Conflict of interest of data protection officer: 525,000 euro fine

The Berlin Commissioner for Data Protection and Freedom of Information (BlnBDI) has imposed a fine of 525,000 euros on the subsidiary of a Berlin-based retail group because of a conflict of interest on the part of the company's data protection officer. The company had appointed a data protection officer to independently monitor decisions that he himself had made in another capacity. The fine is not yet legally binding.

Data privacy officers must be independent

Company data protection officers have an important task: they advise the company on its obligations under data protection law and monitor compliance with data protection regulations. According to Article 38 (6) sentence 2 of the General Data Protection Regulation (GDPR), this function may only be performed by persons who are not subject to conflicts of interest due to other tasks. This would be the case, for example, for persons with executive functions in the company who themselves make authoritative decisions about the processing of personal data in the company. Accordingly, the task may not be performed by persons who would thereby monitor themselves.

According to the BlnBDI, such a conflict of interest existed in the case of a data protection officer of a subsidiary of a Berlin-based e-commerce group. The person was simultaneously the managing director of two service companies that processed personal data on behalf of the very company for which he worked as data protection officer.
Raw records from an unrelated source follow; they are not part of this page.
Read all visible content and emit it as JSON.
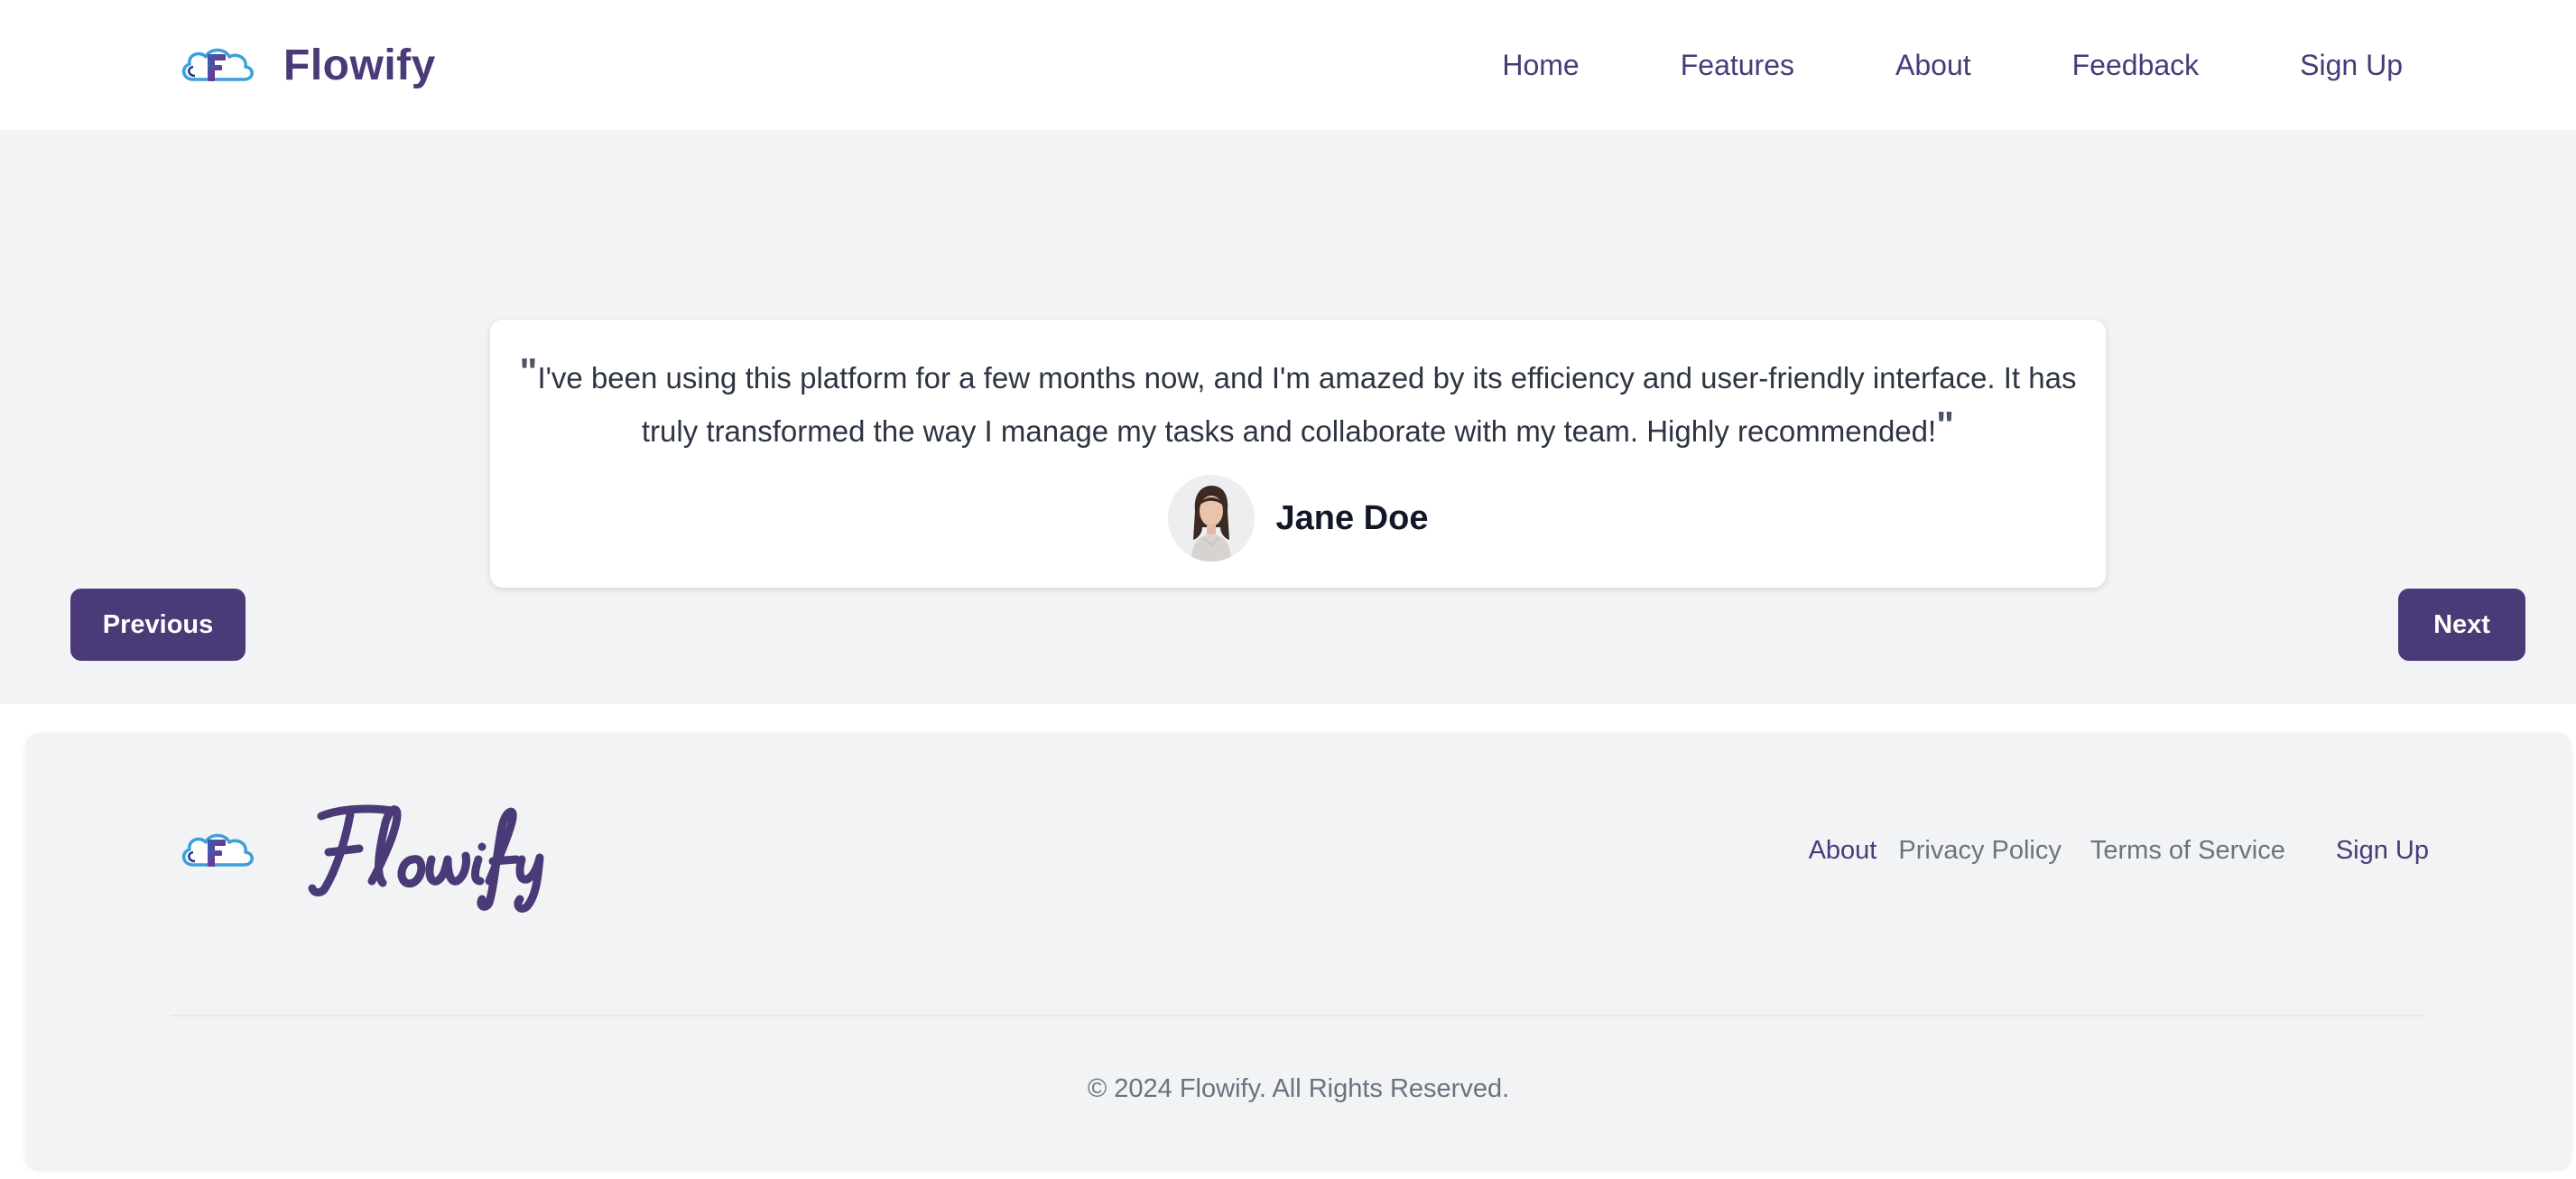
{
  "header": {
    "brand_name": "Flowify",
    "nav": [
      {
        "label": "Home"
      },
      {
        "label": "Features"
      },
      {
        "label": "About"
      },
      {
        "label": "Feedback"
      },
      {
        "label": "Sign Up"
      }
    ]
  },
  "testimonial": {
    "quote": "I've been using this platform for a few months now, and I'm amazed by its efficiency and user-friendly interface. It has truly transformed the way I manage my tasks and collaborate with my team. Highly recommended!",
    "open_quote_mark": "\"",
    "close_quote_mark": "\"",
    "author_name": "Jane Doe",
    "avatar_icon": "user-avatar-photo"
  },
  "controls": {
    "previous_label": "Previous",
    "next_label": "Next"
  },
  "footer": {
    "wordmark": "Flowify",
    "links": [
      {
        "label": "About"
      },
      {
        "label": "Privacy Policy"
      },
      {
        "label": "Terms of Service"
      },
      {
        "label": "Sign Up"
      }
    ],
    "copyright": "© 2024 Flowify. All Rights Reserved."
  },
  "colors": {
    "brand": "#4a3a78",
    "page_bg": "#f2f3f5",
    "card_bg": "#ffffff",
    "muted_text": "#6b7280",
    "logo_blue": "#3aa0d8",
    "logo_purple": "#7a2a8f"
  },
  "icons": {
    "logo": "cloud-f-logo-icon"
  }
}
These service companies are also part of the group; they provide customer service and execute orders.

Data protection officers may not monitor their own decisions

The data protection officer thus had to monitor compliance with data protection law by the service companies operating within the scope of the commissioned processing, which were managed by himself as managing director. The BlnBDI saw a conflict of interest in this case and thus a violation of the General Data Protection Regulation.

Take warnings from regulators seriously!

The supervisory authority therefore initially issued a warning against the company in 2021. After a renewed inspection this year revealed that the violation continued despite the warning, the BlnBDI imposed the fine, which is not yet legally binding.

Volker Brozio, acting head of department at BlnBDI: "This fine underscores the important role of data protection officers in companies. A data protection officer cannot, on the one hand, monitor compliance with data protection law and, on the other hand, make decisions about it. Such self-monitoring contradicts the function of a data protection officer, who is supposed to be precisely an independent authority working within the company to ensure compliance with data protection."

In imposing the fine, the BlnBDI took into account the e-commerce group's sales in the triple-digit millions in the previous fiscal year and the important role of the data protection officer as a contact for the large number of employees and customers. Consideration was also given to the deliberate continued appointment of the data protection officer for almost a year despite the warning that had already been issued. Among other things, the fact that the company cooperated extensively with the BlnBDI and remedied the violation during the ongoing fine proceedings was deemed to reduce the fine.

Is your data protection officer independent and are there no conflicts of interest?

"To avoid data protection violations, companies should check any dual roles of company data protection officers in group structures for conflicts of interest," says Brozio. "This applies in particular when there is commissioned processing or joint responsibilities between group companies.